We warned that slashing council care budgets was a false economy that would mean fewer elderly and disabled people receiving the support they need, forcing them into hospital and piling pressure on families and local A and E units. As my hon. Friends the Members for Worsley and Eccles South (Barbara Keeley), for South Shields (Mrs Lewell-Buck) and for Westminster North (Ms Buck), as well as the hon. Member for Newton Abbot (Anne Marie Morris), rightly said, that is exactly what has happened. Fewer elderly people are getting vital help, such as home care visits or support from district nurses, so more of them are ending up in hospital and getting stuck there for longer.

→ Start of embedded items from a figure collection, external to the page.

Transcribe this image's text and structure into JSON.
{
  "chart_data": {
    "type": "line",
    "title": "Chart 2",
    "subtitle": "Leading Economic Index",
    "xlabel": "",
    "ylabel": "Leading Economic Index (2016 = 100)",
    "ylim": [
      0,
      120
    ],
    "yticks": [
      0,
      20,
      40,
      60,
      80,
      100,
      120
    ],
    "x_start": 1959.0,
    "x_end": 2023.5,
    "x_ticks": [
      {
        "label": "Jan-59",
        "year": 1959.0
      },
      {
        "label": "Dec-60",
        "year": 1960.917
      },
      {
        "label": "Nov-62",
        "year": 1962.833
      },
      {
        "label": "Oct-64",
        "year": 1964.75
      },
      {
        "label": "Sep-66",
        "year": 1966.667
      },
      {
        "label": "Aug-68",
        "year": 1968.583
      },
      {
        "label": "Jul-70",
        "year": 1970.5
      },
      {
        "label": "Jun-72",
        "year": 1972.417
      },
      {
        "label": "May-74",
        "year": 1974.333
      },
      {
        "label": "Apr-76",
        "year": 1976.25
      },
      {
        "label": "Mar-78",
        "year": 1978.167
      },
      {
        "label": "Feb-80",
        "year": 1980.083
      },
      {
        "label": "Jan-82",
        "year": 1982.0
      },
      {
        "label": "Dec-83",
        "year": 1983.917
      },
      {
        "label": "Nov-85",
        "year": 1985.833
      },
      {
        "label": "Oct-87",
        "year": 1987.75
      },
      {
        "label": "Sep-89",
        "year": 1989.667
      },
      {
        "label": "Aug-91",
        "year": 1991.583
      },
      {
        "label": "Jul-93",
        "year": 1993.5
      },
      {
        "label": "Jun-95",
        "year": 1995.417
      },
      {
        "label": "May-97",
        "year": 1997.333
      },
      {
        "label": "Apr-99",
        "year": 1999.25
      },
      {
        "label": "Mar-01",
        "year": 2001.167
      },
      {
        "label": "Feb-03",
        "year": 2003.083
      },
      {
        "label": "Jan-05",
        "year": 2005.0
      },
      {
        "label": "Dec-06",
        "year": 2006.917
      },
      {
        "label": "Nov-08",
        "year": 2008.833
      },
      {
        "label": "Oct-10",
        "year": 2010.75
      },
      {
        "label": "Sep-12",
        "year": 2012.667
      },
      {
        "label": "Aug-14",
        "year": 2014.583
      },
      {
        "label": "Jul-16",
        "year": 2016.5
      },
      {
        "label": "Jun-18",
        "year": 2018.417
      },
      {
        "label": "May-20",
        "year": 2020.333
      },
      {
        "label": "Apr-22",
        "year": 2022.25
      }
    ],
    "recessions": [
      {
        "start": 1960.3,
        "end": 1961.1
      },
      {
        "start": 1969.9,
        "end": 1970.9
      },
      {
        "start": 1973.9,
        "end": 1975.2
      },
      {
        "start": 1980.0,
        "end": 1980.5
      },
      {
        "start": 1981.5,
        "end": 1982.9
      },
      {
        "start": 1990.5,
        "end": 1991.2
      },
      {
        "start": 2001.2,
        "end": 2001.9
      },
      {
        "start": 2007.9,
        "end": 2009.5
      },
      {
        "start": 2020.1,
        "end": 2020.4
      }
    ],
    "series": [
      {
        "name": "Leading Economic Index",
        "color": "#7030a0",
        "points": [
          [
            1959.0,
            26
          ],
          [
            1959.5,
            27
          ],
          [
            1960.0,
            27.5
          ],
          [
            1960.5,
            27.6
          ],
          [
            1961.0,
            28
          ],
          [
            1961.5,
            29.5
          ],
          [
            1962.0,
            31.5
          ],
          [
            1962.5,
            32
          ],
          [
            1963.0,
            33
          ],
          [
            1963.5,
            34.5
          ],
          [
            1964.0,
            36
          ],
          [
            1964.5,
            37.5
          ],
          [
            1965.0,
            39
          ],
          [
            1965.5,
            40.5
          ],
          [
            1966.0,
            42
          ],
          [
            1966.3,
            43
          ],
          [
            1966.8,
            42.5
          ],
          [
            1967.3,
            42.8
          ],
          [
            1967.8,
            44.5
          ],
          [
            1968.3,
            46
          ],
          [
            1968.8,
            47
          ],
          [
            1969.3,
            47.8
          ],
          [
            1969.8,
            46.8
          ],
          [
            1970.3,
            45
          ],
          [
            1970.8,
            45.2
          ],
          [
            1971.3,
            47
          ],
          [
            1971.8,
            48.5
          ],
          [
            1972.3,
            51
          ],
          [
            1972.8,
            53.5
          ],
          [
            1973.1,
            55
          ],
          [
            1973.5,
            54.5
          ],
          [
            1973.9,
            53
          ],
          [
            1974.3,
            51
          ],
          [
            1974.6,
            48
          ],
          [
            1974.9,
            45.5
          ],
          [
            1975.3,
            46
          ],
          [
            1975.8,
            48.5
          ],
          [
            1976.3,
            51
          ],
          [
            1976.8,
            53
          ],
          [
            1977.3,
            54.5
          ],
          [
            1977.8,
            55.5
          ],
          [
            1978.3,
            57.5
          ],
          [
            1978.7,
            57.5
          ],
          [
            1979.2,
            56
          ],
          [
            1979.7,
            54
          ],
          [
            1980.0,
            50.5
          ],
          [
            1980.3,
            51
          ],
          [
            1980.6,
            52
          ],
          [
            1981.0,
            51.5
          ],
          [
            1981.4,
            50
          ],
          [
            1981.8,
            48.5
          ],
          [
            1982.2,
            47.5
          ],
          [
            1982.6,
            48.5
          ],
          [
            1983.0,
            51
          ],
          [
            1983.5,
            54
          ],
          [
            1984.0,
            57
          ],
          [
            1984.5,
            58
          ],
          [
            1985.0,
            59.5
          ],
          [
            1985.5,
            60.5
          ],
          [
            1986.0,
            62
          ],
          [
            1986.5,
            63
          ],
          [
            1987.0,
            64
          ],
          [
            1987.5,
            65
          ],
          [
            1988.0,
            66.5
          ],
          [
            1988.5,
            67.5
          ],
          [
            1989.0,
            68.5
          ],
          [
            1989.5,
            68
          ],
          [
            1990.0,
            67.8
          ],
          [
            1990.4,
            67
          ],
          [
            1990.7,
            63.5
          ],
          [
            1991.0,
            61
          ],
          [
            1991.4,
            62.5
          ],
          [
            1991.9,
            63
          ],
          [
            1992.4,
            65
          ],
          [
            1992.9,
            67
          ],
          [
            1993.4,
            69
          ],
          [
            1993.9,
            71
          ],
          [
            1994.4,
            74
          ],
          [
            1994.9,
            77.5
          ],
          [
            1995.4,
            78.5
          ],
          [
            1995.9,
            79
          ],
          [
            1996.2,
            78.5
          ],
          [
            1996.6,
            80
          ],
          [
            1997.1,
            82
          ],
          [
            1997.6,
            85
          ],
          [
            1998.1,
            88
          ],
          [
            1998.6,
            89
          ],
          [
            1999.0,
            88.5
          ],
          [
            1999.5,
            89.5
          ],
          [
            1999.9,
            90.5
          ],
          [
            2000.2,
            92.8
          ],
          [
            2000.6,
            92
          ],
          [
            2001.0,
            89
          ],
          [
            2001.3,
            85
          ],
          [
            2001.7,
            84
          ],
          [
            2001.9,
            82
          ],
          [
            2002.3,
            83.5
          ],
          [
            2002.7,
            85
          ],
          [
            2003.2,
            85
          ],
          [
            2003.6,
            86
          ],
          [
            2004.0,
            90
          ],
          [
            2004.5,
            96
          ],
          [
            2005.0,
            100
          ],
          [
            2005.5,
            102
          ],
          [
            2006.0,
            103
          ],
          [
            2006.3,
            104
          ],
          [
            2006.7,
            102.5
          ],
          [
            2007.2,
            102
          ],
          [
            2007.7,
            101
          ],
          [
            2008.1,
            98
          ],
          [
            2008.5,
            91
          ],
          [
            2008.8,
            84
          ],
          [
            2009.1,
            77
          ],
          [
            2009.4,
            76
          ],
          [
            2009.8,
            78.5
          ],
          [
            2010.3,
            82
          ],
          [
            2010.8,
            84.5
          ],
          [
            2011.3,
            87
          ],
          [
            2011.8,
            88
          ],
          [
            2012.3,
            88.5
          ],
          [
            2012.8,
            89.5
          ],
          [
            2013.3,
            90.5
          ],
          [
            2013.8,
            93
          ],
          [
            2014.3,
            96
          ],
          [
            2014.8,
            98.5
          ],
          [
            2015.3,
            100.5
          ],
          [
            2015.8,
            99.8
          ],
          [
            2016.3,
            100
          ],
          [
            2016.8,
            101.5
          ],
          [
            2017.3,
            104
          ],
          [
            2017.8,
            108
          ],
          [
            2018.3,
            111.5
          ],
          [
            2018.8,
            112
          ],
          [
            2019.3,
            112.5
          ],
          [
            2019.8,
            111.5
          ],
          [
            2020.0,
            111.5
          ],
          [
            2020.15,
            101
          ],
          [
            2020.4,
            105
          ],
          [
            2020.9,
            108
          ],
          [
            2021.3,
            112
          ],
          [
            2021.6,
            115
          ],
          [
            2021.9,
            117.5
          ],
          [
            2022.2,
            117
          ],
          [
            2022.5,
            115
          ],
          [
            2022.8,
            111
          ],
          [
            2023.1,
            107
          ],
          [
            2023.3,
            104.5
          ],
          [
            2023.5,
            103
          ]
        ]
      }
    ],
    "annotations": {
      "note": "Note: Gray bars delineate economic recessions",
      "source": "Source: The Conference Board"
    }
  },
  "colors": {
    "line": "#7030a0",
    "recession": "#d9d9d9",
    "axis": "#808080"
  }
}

We have had the worst year in A and E for a decade, with a million people waiting for more than four hours. Delayed discharges are at their highest ever for this time of year. These delays cost £268 million last year, which could have paid for 20 million hours of home care. Where is the sense in that?

Rising emergency admissions mean planned operations are going backwards too. Three million people are now on hospital waiting lists, which is up by half a million people since 2010. Last year, 64,000 operations were cancelled—the highest figure in a decade.

The combined effect of the Government’s disastrous reorganisation and their incompetent decisions means that Ministers have lost a grip of NHS finances too. This year, trusts are in deficit for the first time in seven years, and twice as many foundation trusts will be in deficit compared with last year. The NHS trust deficit will be three times higher than they predicted even at the beginning of this year. The real tragedy is that all that could have been avoided if Conservative Ministers had not been blinded by politics and ideology and if Liberal Democrat MPs had had the guts to oppose them.

The truth is that there was nothing on the NHS in the Queen’s Speech because the coalition Government have no plan and no idea how to solve the problems they have created. In contrast, a Labour Queen’s Speech would repeal the Health and Social Care Act so that services can work together in the best interests of patients and get the best value for taxpayers’ money. A Labour Queen’s Speech would use savings from scrapping the costs of competition to guarantee new rights for patients to see their GP at a time that is convenient for them. A Labour Queen’s Speech would end the scandal of inappropriate 15-minute home care visits and exploitative zero-hours contracts so that elderly and disabled people get the quality of care they deserve.

A Labour Queen’s Speech would deliver the real reforms that patients and their families need to create one health and care system and ensure truly personalised care: integration, not fragmentation; wise expenditure, not waste; putting people first, not playing politics with their health and the services families rely on. That is what patients want, what taxpayers need and what our constituents deserve, and that is what a Labour Government will deliver.